Workshop on Social Media and Demographic Research - IUSSP - Cape Town 2017
This repository contains the materials prepared by Emilio Zagheni 1 and Connor Gilroy 1 for the IUSSP 2017 Workshop on Social Media, Big Data and Digital Demography.
Please complete the following setup steps before the workshop. If you run into trouble with one of them, please attempt to complete the others.
This is an approximate schedule for the day-long workshop.
8:30-9:00 | Introduction |
9:00-10:00 | Lab: APIs |
10:00-10:15 | Break |
10:15-11:45 | Lab: Twitter |
11:45-12:45 | Lunch |
12:45-13:30 | Lab: Twitter + Visualization |
13:30-14:15 | Using Facebook Ads for research |
14:15-14:30 | Break |
14:30-15:30 | Lab: Facebook Ads |
15:30-16:00 | Discussion |
The linked folders and repositories contain the code and slides for the hands-on modules.
Module 1 | Retrieving data through APIs |
Module 2 | Collecting and analyzing Twitter data |
Module 3 | Visualizing and mapping Twitter data |
Module 4 | Demographic estimates from the Facebook Marketing API |
These are additional resources you may find useful as you continue to learn about R and about digital demographic methods. R has a generous and welcoming community of users, and they have made many materials for learners available freely online.

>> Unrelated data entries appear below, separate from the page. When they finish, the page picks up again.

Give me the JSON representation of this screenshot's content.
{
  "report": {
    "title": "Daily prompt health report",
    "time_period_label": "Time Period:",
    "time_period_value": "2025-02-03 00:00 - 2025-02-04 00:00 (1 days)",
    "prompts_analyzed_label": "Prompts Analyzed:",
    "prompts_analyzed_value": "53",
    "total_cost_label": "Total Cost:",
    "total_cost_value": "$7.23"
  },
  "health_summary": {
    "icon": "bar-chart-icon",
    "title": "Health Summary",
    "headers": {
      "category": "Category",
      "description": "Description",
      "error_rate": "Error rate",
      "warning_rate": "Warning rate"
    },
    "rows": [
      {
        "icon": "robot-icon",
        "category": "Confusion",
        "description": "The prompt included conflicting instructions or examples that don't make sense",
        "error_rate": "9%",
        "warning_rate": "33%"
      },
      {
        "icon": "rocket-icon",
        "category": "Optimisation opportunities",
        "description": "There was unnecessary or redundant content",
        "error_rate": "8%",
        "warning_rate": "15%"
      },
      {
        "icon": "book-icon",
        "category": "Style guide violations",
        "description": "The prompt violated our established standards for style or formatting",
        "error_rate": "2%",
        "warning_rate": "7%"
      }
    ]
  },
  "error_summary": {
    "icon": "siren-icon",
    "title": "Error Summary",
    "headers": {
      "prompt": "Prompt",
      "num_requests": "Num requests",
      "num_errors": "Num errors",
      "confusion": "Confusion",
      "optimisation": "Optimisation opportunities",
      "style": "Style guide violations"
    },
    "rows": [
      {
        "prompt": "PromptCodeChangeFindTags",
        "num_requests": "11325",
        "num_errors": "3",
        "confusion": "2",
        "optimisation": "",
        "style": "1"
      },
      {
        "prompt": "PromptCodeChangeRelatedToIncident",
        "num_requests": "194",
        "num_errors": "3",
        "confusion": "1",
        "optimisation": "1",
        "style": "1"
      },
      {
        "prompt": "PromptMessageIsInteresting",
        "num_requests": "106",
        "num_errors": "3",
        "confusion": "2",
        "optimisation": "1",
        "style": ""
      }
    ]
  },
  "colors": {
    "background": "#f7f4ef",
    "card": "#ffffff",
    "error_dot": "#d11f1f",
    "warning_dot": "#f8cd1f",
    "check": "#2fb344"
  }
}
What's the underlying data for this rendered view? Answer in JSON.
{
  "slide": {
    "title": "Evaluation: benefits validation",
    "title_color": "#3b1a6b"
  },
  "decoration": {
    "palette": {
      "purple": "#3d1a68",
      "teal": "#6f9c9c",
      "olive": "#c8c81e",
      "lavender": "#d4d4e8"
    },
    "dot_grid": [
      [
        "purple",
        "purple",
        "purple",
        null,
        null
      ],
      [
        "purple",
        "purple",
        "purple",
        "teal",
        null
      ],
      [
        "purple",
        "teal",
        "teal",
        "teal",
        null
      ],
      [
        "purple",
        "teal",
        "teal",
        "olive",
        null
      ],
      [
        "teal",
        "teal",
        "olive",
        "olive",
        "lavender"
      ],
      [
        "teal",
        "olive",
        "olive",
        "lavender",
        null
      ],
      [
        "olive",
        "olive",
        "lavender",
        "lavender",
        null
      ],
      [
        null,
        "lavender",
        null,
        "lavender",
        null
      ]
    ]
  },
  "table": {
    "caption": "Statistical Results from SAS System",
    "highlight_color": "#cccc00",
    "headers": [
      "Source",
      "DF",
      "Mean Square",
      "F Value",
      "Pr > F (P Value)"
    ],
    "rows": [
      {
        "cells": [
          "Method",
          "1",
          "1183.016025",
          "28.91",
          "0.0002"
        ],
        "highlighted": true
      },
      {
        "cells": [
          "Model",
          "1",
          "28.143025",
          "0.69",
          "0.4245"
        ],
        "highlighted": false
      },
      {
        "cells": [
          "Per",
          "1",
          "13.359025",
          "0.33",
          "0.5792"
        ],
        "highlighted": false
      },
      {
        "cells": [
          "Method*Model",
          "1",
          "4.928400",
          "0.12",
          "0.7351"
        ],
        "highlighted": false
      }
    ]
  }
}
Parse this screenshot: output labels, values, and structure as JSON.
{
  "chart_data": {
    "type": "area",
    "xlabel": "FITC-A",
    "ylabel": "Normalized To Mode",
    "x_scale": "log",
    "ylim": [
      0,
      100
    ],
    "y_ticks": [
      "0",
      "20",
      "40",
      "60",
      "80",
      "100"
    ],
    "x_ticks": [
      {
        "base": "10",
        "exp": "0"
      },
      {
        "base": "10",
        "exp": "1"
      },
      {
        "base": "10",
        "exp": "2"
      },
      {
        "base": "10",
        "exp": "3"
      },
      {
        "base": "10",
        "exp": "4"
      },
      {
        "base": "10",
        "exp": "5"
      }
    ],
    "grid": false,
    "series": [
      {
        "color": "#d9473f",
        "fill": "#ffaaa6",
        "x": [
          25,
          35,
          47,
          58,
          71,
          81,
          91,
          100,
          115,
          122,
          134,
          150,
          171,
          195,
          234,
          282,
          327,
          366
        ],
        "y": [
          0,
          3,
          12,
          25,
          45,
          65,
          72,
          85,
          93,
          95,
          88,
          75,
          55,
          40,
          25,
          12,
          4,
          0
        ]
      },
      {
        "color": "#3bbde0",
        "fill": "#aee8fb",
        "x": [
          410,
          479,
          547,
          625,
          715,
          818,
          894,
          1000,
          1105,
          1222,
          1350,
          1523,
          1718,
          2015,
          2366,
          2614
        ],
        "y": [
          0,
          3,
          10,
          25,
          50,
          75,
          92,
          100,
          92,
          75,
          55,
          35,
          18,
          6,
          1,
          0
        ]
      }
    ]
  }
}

Charles Lanfear teaches a 10-week course at the University of Washington called Introduction to R for Social Scientists. The slides and recorded videos of his lectures are publicly available on his course website: https://clanfear.github.io/CSSS508/
R for Data Science is a focused and clearly-written introduction to working with R by Garrett Grolemund and Hadley Wickham. These authors have also written other books you may find helpful. The entire book is available freely at this website: http://r4ds.had.co.nz/
Kieran Healy's new book, Data Visualization for Social Science, introduces
you to principles of good graphics and to plotting in R using ggplot2
.
It is available online at this website: http://socviz.co/
If you are interested in working with text data and continuing to do sentiment analysis, a helpful book is Text Mining with R, by Julia Silge and David Robinson. Their chapter on sentiment analysis describes three different common dictionaries for sentiment in English-language texts. The book is online at this website: http://tidytextmining.com/
All of the above resources are free. We have typically found these types of resources to be more than adequate for our own learning and teaching. However, you might prefer to use more interactive or elaborate learning materials. In that case, one paid resource for learning data science in R online is DataCamp. Some university departments in the United States use their courses as additional materials for teaching students R. You can try out one of their courses, Introduction to R, for free, to see if you prefer that style of teaching and learning.